A perfectly pointless poinsettia post
Last Wednesday (February 17) I spent the late morning and much of the afternoon typically and diligently searching the back alleys of Vancouver’s Fairview neighbourhood for returnable beverage containers.
The day, you may recall, was up and down precipitation-wise. Mostly the rain fell straight down but there were some breaks where it up and stopped altogether. (Ba-dum chh!)
During one of these dry spells I crossed paths for the third time in as many days with a particular potted poinsettia plant—something of a hardy perennial in my books, seeing as it had miraculously survived several days unmolested on the fork pocket of a dumpster.

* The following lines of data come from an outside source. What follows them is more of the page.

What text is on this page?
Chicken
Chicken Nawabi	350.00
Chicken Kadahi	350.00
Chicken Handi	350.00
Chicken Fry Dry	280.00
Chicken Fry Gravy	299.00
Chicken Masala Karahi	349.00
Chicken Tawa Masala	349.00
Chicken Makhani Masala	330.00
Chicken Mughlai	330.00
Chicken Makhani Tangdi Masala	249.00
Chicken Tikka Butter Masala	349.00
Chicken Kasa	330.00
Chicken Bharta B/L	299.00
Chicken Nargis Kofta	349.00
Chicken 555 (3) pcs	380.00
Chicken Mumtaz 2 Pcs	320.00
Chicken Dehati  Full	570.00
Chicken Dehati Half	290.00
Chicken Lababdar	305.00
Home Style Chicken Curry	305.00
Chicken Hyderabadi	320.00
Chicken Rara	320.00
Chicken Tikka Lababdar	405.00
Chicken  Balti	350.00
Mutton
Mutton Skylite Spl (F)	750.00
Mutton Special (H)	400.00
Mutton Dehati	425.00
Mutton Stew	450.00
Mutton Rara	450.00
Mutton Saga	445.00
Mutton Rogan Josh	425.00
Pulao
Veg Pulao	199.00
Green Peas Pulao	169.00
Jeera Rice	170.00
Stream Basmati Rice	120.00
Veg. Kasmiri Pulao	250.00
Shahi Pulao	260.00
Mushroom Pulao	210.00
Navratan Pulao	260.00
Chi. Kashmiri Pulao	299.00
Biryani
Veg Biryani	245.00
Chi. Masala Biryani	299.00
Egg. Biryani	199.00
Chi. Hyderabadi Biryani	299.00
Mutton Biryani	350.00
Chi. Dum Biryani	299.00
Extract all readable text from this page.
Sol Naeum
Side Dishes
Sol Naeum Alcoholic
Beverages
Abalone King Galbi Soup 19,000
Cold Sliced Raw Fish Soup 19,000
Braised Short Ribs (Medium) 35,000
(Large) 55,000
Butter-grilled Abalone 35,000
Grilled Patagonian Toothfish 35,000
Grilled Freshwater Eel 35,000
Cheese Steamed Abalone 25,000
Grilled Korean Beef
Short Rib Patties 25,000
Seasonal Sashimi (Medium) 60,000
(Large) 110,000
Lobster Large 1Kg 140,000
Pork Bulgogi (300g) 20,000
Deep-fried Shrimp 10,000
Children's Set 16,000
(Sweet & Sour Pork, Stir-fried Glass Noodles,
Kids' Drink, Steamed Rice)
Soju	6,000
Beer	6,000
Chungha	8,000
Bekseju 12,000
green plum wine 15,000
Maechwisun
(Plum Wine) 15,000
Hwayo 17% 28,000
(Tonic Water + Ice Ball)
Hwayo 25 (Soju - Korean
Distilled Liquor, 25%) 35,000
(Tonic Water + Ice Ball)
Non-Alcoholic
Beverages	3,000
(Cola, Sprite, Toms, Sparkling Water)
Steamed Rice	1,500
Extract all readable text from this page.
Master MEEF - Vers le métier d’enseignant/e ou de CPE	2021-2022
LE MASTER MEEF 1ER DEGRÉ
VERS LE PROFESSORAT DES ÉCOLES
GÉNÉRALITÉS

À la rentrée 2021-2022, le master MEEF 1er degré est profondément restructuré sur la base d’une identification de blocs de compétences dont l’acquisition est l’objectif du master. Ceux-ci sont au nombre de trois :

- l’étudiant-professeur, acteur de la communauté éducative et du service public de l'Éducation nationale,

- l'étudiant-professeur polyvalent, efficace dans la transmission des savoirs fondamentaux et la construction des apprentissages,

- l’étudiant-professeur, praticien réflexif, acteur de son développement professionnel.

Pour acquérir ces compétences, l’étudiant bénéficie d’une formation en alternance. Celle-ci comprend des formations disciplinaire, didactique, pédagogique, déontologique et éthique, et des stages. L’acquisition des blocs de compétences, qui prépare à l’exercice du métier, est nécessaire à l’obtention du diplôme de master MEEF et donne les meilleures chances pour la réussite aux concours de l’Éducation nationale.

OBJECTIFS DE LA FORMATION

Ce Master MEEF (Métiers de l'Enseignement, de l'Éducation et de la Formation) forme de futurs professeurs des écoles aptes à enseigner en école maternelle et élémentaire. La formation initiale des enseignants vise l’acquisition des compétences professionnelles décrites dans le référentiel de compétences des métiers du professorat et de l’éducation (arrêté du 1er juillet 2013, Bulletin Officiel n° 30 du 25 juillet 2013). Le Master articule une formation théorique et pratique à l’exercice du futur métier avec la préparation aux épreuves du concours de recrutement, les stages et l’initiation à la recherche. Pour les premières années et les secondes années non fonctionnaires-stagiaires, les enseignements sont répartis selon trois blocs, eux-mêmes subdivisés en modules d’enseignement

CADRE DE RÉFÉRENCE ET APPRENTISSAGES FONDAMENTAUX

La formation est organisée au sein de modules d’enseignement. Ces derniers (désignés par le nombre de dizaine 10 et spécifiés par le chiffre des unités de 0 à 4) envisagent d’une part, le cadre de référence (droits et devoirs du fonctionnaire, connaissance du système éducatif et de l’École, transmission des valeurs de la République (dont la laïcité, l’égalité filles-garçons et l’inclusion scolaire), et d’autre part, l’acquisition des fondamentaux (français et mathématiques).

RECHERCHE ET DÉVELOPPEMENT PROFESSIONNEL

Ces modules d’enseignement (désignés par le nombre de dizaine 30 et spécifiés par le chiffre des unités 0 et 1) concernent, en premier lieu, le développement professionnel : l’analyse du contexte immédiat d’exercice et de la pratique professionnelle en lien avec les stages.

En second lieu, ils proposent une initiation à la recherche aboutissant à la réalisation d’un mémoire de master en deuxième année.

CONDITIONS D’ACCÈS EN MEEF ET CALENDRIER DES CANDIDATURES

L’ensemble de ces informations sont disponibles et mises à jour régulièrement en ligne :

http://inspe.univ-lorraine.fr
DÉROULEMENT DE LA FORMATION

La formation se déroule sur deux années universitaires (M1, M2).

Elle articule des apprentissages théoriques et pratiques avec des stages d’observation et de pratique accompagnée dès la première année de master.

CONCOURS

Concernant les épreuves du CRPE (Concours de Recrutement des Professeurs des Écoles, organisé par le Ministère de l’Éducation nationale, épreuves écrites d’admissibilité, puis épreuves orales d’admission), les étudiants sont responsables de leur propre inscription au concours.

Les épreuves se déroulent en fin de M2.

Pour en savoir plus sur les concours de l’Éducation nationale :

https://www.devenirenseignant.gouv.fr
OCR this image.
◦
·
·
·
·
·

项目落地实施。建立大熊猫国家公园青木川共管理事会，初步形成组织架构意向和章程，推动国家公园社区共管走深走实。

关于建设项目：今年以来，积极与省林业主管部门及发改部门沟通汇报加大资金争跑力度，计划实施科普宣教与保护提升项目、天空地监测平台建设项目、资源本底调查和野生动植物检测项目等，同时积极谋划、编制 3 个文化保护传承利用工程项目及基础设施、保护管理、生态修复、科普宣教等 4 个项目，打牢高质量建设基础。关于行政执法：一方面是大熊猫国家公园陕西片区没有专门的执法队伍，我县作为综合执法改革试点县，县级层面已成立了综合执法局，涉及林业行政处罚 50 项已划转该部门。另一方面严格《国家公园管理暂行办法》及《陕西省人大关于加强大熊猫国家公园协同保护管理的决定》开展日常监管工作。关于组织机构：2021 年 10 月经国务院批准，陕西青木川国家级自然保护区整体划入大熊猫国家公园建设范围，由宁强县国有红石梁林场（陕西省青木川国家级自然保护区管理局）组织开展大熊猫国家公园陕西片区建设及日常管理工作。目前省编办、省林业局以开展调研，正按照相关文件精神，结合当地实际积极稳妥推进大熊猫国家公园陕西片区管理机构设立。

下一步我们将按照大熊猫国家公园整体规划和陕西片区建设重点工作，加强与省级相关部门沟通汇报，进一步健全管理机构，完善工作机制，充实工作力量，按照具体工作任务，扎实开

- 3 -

As eye-catching as the poinsettia’s glaring red leaves were against the forest green backdrop of the dumpster, it was the fat beads of silvery water on those leaves that drew my attention.
Boy, I thought, poinsettias sure are waterproof.
Assuming that they were like the pistachios of old, I thought perhaps it was the treatment that made the leaves so red that also helped make them so waterproof.
Beyond idly wondering if they could be glued together to make a rain poncho, I didn’t give them a second thought until I reviewed my photos later in the evening.
A quick web search and the truth dawned on me: the poinsettia plant was artificial—of the silk variety. Silk poinsettias are very convincing-looking and, as the 246,000 results for “waterproof silk poinsettia” showed me, commonly treated to be waterproof.